Она шла навстречу ветру, медленно и тяжело, как ходят во сне; выйдя на Александровскую улицу, она поняла, что переоценила свои силы, что ноги не держат ее и сознание мутится. Чтобы не упасть, она прислонилась к железному столбу, на верхушке которого ветер раскачивал большую электрическую лампу с матовым стеклом. Нижняя часть столба была полая, из литого железа, местами пробитая осколками гранат во время войны. В пробоинах свистел и гудел яростный ветер, и к его вою она присоединила свой слабый плач и стон. Это словно бы приносило облегчение, а прикосновение холодного железа было приятно. Ей хотелось так и остаться здесь, прижавшись к столбу, но позади она все яснее различала громкий смех, непонятные возгласы, и они снова привели ее в смятение. Со страхом она подумала: может быть, она все еще в той комнате, с пьяной компанией? Вздрогнув и отделившись от столба, она увидела, что это извозчики, собравшись у своих фиакров с зажженными фонарями, смеются и издеваются над ней, полагая, что она пьяна:
– Подвезти, что ли? За три десятки.
– Поедем, сударыня!
– Перепила, перепила! – лаконично заключил третий. Барышня собралась с силами и пошла дальше.

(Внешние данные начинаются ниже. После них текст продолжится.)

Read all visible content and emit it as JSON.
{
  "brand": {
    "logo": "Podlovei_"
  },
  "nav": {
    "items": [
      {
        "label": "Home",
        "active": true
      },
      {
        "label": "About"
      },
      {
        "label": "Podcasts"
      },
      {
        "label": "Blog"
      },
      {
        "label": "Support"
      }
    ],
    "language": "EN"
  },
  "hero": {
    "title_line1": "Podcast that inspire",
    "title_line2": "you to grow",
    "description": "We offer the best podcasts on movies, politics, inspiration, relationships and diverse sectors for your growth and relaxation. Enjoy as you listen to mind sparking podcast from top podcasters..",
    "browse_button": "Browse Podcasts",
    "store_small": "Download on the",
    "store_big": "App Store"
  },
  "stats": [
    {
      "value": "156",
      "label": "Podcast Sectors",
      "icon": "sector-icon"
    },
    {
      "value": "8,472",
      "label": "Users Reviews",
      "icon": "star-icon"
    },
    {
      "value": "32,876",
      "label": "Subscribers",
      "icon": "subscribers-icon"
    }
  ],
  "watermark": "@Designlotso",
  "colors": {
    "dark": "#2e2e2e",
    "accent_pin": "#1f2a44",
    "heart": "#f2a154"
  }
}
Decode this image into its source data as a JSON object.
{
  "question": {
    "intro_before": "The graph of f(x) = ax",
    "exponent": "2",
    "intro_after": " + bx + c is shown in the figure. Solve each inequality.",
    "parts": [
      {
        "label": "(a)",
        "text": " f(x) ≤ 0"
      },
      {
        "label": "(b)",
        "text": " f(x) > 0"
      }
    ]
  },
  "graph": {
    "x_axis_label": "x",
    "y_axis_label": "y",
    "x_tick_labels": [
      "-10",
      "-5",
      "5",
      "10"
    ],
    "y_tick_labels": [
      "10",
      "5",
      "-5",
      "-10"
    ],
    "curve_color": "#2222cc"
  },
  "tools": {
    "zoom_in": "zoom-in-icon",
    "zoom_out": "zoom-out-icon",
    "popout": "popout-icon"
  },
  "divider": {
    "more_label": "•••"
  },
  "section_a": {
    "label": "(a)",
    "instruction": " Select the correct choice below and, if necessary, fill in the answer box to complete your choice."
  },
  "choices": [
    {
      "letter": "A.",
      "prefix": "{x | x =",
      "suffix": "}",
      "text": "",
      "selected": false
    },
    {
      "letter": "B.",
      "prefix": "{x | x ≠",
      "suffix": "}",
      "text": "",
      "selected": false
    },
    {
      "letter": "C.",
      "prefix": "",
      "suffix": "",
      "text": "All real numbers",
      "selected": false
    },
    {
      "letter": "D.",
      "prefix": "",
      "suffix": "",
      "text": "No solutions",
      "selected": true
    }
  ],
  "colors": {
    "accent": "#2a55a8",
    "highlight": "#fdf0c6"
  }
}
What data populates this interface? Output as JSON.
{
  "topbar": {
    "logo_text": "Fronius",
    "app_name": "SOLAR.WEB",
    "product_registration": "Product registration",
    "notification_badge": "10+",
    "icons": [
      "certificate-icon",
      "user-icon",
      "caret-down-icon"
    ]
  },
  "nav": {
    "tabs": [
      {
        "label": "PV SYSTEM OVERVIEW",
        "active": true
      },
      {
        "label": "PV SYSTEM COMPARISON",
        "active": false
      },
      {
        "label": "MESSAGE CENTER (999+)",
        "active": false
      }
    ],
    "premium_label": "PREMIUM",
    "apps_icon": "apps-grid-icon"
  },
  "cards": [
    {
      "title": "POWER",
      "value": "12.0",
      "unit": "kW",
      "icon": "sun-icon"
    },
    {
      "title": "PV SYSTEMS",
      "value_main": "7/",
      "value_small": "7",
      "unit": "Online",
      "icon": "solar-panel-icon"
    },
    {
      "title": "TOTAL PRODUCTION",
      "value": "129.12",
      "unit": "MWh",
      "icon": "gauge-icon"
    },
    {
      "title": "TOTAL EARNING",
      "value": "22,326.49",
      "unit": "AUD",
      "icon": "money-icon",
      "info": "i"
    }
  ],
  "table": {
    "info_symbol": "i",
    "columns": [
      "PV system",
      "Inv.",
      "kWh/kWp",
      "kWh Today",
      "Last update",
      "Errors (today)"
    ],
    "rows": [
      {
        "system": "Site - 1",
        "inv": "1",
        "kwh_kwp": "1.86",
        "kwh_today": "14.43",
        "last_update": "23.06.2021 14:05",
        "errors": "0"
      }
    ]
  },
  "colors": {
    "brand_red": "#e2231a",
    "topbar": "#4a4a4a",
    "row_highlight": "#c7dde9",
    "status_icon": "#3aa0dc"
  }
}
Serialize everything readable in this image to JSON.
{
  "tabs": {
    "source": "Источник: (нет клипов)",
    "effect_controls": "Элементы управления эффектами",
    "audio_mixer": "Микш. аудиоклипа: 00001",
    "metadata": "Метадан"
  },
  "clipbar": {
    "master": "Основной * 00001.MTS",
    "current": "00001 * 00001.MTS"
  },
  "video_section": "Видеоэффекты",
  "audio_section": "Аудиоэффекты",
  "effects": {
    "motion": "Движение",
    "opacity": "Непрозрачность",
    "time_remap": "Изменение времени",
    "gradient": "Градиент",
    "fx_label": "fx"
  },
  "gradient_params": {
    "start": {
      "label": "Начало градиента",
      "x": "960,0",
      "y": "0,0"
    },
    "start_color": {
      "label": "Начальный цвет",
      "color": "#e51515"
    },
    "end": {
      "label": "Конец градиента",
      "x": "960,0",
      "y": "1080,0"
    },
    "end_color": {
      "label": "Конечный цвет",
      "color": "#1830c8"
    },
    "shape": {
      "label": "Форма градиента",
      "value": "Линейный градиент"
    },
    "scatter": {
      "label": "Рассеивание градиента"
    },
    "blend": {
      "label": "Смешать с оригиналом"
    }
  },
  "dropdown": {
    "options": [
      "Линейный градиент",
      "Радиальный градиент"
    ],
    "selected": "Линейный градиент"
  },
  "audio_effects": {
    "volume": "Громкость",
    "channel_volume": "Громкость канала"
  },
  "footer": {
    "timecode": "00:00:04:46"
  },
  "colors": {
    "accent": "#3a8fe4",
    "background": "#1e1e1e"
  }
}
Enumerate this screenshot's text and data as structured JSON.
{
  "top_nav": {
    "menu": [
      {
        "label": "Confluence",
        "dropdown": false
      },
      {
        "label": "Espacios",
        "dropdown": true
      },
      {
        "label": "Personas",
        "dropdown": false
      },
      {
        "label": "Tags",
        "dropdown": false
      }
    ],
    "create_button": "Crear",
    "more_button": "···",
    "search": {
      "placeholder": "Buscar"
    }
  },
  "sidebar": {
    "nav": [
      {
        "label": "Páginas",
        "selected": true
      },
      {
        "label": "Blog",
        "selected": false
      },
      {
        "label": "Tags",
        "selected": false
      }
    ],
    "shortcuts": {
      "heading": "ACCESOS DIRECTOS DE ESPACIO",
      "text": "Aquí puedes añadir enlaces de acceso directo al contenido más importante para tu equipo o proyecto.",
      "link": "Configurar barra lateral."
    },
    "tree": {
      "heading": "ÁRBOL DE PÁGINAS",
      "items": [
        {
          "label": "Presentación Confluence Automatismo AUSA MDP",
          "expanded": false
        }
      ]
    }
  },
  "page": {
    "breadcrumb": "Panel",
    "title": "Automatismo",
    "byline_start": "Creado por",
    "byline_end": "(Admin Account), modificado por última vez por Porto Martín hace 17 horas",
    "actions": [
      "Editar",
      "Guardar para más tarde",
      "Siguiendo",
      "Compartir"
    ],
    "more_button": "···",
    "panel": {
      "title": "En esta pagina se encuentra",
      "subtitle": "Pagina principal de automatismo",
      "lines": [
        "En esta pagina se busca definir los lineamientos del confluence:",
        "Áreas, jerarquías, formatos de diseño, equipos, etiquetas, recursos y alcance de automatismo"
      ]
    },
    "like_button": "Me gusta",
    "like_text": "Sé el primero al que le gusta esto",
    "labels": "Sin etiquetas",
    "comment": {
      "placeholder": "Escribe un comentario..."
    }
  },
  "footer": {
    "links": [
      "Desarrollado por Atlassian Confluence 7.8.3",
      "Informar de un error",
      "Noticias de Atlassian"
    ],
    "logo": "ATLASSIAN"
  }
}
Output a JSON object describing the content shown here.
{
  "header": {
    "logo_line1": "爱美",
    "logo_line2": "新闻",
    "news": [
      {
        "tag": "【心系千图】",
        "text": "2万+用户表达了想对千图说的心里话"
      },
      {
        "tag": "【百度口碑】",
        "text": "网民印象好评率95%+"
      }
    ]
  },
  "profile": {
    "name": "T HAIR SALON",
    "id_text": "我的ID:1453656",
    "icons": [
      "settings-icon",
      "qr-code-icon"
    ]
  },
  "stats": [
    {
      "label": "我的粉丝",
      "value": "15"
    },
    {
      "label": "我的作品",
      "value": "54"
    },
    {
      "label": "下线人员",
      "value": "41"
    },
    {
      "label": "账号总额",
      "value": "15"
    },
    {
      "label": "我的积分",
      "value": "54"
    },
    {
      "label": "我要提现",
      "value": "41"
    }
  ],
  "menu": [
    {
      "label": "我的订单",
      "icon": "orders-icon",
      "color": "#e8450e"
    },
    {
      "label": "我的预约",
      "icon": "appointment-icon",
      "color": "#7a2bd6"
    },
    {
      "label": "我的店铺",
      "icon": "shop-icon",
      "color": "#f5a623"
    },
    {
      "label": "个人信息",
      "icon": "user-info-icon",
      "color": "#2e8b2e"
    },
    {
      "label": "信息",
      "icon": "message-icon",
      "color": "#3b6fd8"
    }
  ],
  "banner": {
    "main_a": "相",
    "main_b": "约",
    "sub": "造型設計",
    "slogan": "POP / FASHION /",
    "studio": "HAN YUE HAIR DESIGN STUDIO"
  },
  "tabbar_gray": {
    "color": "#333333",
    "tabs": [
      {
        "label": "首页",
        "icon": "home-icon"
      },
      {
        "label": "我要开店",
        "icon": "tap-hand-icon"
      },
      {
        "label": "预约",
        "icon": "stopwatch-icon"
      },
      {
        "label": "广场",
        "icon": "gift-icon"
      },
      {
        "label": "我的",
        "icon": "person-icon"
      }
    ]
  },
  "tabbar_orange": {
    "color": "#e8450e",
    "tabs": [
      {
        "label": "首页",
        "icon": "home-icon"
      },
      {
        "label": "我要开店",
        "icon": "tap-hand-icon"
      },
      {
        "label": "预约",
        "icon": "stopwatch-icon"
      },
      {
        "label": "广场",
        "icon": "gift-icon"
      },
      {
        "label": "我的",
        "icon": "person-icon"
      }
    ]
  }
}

Медленно, тяжело плелась она длинной Александровской улицей. Ветер раскачивал редкие электрические фонари, висящие над серединой улицы. Одновременно с взмахами тусклых фонарей по грязной разбитой мостовой бегали большие беспокойные тени. От этого Барышне казалось, что земля колышется и уходит из-под ног. Временами она начинала дрожать от страха, что сейчас споткнется и упадет, но она не останавливалась, – грубый смех и непонятные насмешки извозчиков, все еще звучавшие в ушах, гнали ее вперед. Долог был этот ночной путь. Ей казалось, будто здесь она идет впервые, а ночь полна подвохов и засад. (На улице часто можно встретить таких несчастных; с виду они как все прохожие – не говорят, не плачут, не размахивают руками, но приглядишься внимательнее и видишь, что человек весь дрожит от свежей раны и движется как слепой, управляемый лишь ритмом внутреннего диалога, которому в эту минуту подчинено все его существо.) Так и Барышня брела по бесконечной Александровской улице, а душу ей раздирала мысль, в которой она сама себе не хотела признаться. Как случилось, спрашивала она себя, что в ее-то годы она позволила себе увлечься улыбкой, которая напоминала дядюшку Владо, по-матерински пожалеть бездельника и проходимца, осыпать его, словно шутя и играя, крупными суммами денег, своих денег, которые дороже крови и милее глаз? Где были ее глаза, опыт, разум? Как она могла послушаться эту невменяемую интриганку, как она – ведь она никогда даже в кофейную на заходила! – могла пойти под старость по грязным, подозрительным дырам выслеживать молодого человека, который ей никто и ничто и до которого ей, в сущности, столько же дела, сколько до какой-нибудь фотографии в иллюстрированной газете, напомнившей ей дядюшку Владо?